American Corporations Didn’t Want To Diversify, Anyway

Article/Op-Ed in The Guardian
The Guardian
April 6, 2025

For The Guardian, Adam Harris explores the historical and political factors influencing American corporations' approaches to diversity, equity, and inclusion (DEI) initiatives.

At Ford Motor Company, the moral stock-taking began with a letter.

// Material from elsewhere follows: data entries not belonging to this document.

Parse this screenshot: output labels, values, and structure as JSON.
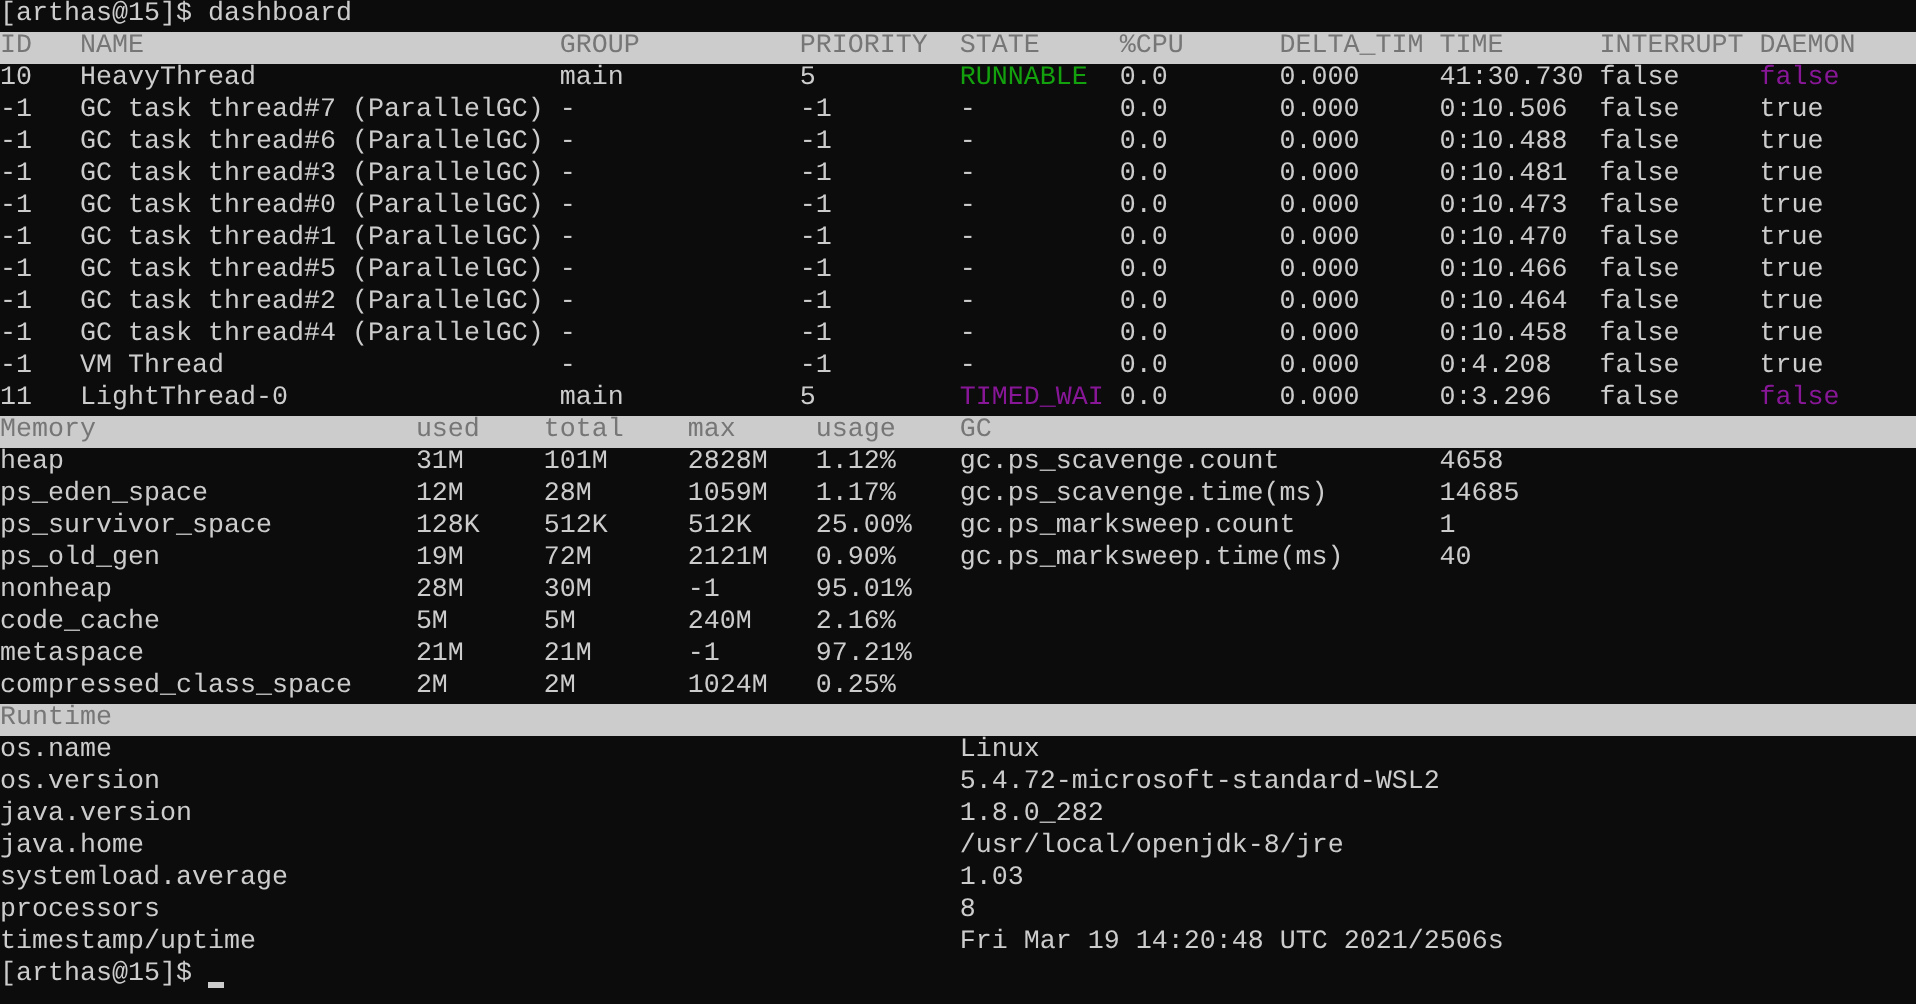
{
  "command_line": "[arthas@15]$ dashboard",
  "threads": {
    "columns": [
      "ID",
      "NAME",
      "GROUP",
      "PRIORITY",
      "STATE",
      "%CPU",
      "DELTA_TIM",
      "TIME",
      "INTERRUPT",
      "DAEMON"
    ],
    "rows": [
      {
        "id": "10",
        "name": "HeavyThread",
        "group": "main",
        "priority": "5",
        "state": {
          "text": "RUNNABLE",
          "color": "#13a10e"
        },
        "cpu": "0.0",
        "delta_time": "0.000",
        "time": "41:30.730",
        "interrupt": "false",
        "daemon": {
          "text": "false",
          "color": "#881798"
        }
      },
      {
        "id": "-1",
        "name": "GC task thread#7 (ParallelGC)",
        "group": "-",
        "priority": "-1",
        "state": {
          "text": "-",
          "color": "#cccccc"
        },
        "cpu": "0.0",
        "delta_time": "0.000",
        "time": "0:10.506",
        "interrupt": "false",
        "daemon": {
          "text": "true",
          "color": "#cccccc"
        }
      },
      {
        "id": "-1",
        "name": "GC task thread#6 (ParallelGC)",
        "group": "-",
        "priority": "-1",
        "state": {
          "text": "-",
          "color": "#cccccc"
        },
        "cpu": "0.0",
        "delta_time": "0.000",
        "time": "0:10.488",
        "interrupt": "false",
        "daemon": {
          "text": "true",
          "color": "#cccccc"
        }
      },
      {
        "id": "-1",
        "name": "GC task thread#3 (ParallelGC)",
        "group": "-",
        "priority": "-1",
        "state": {
          "text": "-",
          "color": "#cccccc"
        },
        "cpu": "0.0",
        "delta_time": "0.000",
        "time": "0:10.481",
        "interrupt": "false",
        "daemon": {
          "text": "true",
          "color": "#cccccc"
        }
      },
      {
        "id": "-1",
        "name": "GC task thread#0 (ParallelGC)",
        "group": "-",
        "priority": "-1",
        "state": {
          "text": "-",
          "color": "#cccccc"
        },
        "cpu": "0.0",
        "delta_time": "0.000",
        "time": "0:10.473",
        "interrupt": "false",
        "daemon": {
          "text": "true",
          "color": "#cccccc"
        }
      },
      {
        "id": "-1",
        "name": "GC task thread#1 (ParallelGC)",
        "group": "-",
        "priority": "-1",
        "state": {
          "text": "-",
          "color": "#cccccc"
        },
        "cpu": "0.0",
        "delta_time": "0.000",
        "time": "0:10.470",
        "interrupt": "false",
        "daemon": {
          "text": "true",
          "color": "#cccccc"
        }
      },
      {
        "id": "-1",
        "name": "GC task thread#5 (ParallelGC)",
        "group": "-",
        "priority": "-1",
        "state": {
          "text": "-",
          "color": "#cccccc"
        },
        "cpu": "0.0",
        "delta_time": "0.000",
        "time": "0:10.466",
        "interrupt": "false",
        "daemon": {
          "text": "true",
          "color": "#cccccc"
        }
      },
      {
        "id": "-1",
        "name": "GC task thread#2 (ParallelGC)",
        "group": "-",
        "priority": "-1",
        "state": {
          "text": "-",
          "color": "#cccccc"
        },
        "cpu": "0.0",
        "delta_time": "0.000",
        "time": "0:10.464",
        "interrupt": "false",
        "daemon": {
          "text": "true",
          "color": "#cccccc"
        }
      },
      {
        "id": "-1",
        "name": "GC task thread#4 (ParallelGC)",
        "group": "-",
        "priority": "-1",
        "state": {
          "text": "-",
          "color": "#cccccc"
        },
        "cpu": "0.0",
        "delta_time": "0.000",
        "time": "0:10.458",
        "interrupt": "false",
        "daemon": {
          "text": "true",
          "color": "#cccccc"
        }
      },
      {
        "id": "-1",
        "name": "VM Thread",
        "group": "-",
        "priority": "-1",
        "state": {
          "text": "-",
          "color": "#cccccc"
        },
        "cpu": "0.0",
        "delta_time": "0.000",
        "time": "0:4.208",
        "interrupt": "false",
        "daemon": {
          "text": "true",
          "color": "#cccccc"
        }
      },
      {
        "id": "11",
        "name": "LightThread-0",
        "group": "main",
        "priority": "5",
        "state": {
          "text": "TIMED_WAI",
          "color": "#881798"
        },
        "cpu": "0.0",
        "delta_time": "0.000",
        "time": "0:3.296",
        "interrupt": "false",
        "daemon": {
          "text": "false",
          "color": "#881798"
        }
      }
    ]
  },
  "memory": {
    "columns": [
      "Memory",
      "used",
      "total",
      "max",
      "usage"
    ],
    "rows": [
      [
        "heap",
        "31M",
        "101M",
        "2828M",
        "1.12%"
      ],
      [
        "ps_eden_space",
        "12M",
        "28M",
        "1059M",
        "1.17%"
      ],
      [
        "ps_survivor_space",
        "128K",
        "512K",
        "512K",
        "25.00%"
      ],
      [
        "ps_old_gen",
        "19M",
        "72M",
        "2121M",
        "0.90%"
      ],
      [
        "nonheap",
        "28M",
        "30M",
        "-1",
        "95.01%"
      ],
      [
        "code_cache",
        "5M",
        "5M",
        "240M",
        "2.16%"
      ],
      [
        "metaspace",
        "21M",
        "21M",
        "-1",
        "97.21%"
      ],
      [
        "compressed_class_space",
        "2M",
        "2M",
        "1024M",
        "0.25%"
      ]
    ]
  },
  "gc": {
    "title": "GC",
    "rows": [
      {
        "name": "gc.ps_scavenge.count",
        "value": "4658"
      },
      {
        "name": "gc.ps_scavenge.time(ms)",
        "value": "14685"
      },
      {
        "name": "gc.ps_marksweep.count",
        "value": "1"
      },
      {
        "name": "gc.ps_marksweep.time(ms)",
        "value": "40"
      }
    ]
  },
  "runtime": {
    "title": "Runtime",
    "rows": [
      {
        "name": "os.name",
        "value": "Linux"
      },
      {
        "name": "os.version",
        "value": "5.4.72-microsoft-standard-WSL2"
      },
      {
        "name": "java.version",
        "value": "1.8.0_282"
      },
      {
        "name": "java.home",
        "value": "/usr/local/openjdk-8/jre"
      },
      {
        "name": "systemload.average",
        "value": "1.03"
      },
      {
        "name": "processors",
        "value": "8"
      },
      {
        "name": "timestamp/uptime",
        "value": "Fri Mar 19 14:20:48 UTC 2021/2506s"
      }
    ]
  },
  "prompt": "[arthas@15]$"
}
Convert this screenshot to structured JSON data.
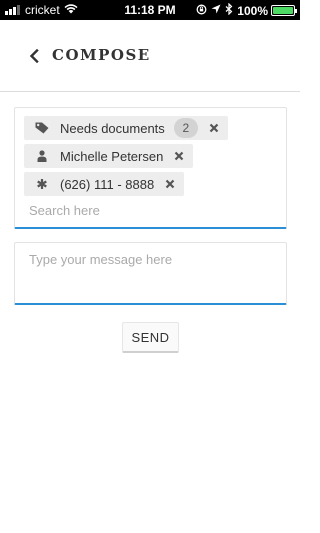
{
  "status_bar": {
    "carrier": "cricket",
    "time": "11:18 PM",
    "battery_percent": "100%",
    "battery_level": 1.0,
    "icons": [
      "signal-icon",
      "wifi-icon",
      "rotation-lock-icon",
      "location-arrow-icon",
      "bluetooth-icon",
      "battery-icon"
    ]
  },
  "header": {
    "title": "COMPOSE",
    "back_icon": "chevron-left-icon"
  },
  "recipients": {
    "chips": [
      {
        "label": "Needs documents",
        "count": "2",
        "icon": "tag-icon"
      },
      {
        "label": "Michelle Petersen",
        "icon": "person-icon"
      },
      {
        "label": "(626) 111 - 8888",
        "icon": "asterisk-icon"
      }
    ],
    "search": {
      "placeholder": "Search here",
      "value": ""
    }
  },
  "message": {
    "placeholder": "Type your message here",
    "value": ""
  },
  "send": {
    "label": "SEND"
  },
  "colors": {
    "accent": "#2a8fd4",
    "chip_bg": "#ededed",
    "battery": "#4cd964"
  }
}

“This is an extraordinary moment in our history,” Bill Ford, the company’s executive chair, and Jim Hackett, its CEO, wrote to employees on 1 June 2020. It had been three months of upheaval since the coronavirus pandemic began and the company first suspended production at its manufacturing sites. By mid-May, more than 87,000 people in the United States had died from the virus. Then, on 25 May, the video of Derek Chauvin kneeling on George Floyd’s neck for nearly nine minutes, ultimately killing him, was seared into Americans’ consciousness.

Even in the midst of a global pandemic, as systemic inequities around healthcare and wealth and education were thrown into sharp relief, the world saw how deadly everyday injustices remained. “All at once, we are grappling with a public health crisis that has claimed hundreds of thousands of lives, an economic shock that has forced us to adapt on the fly, and social upheaval that has challenging all of us to think and act differently,” Ford and Hackett wrote.

Globally, people wanted to do something, but they did not know exactly what. There were online gestures: Black squares on Instagram, direct messages of apology to Black friends, well-designed slides with digestible facts about systemic racism. But, as the video spread, millions flooded the streets as well. They rallied in Chicago, Minneapolis, Portland and Washington DC; and they protested overseas in London and Sydney and the Canary Islands. The actions were bolstered by calls to finally address the disparities that made the nation so inequitable.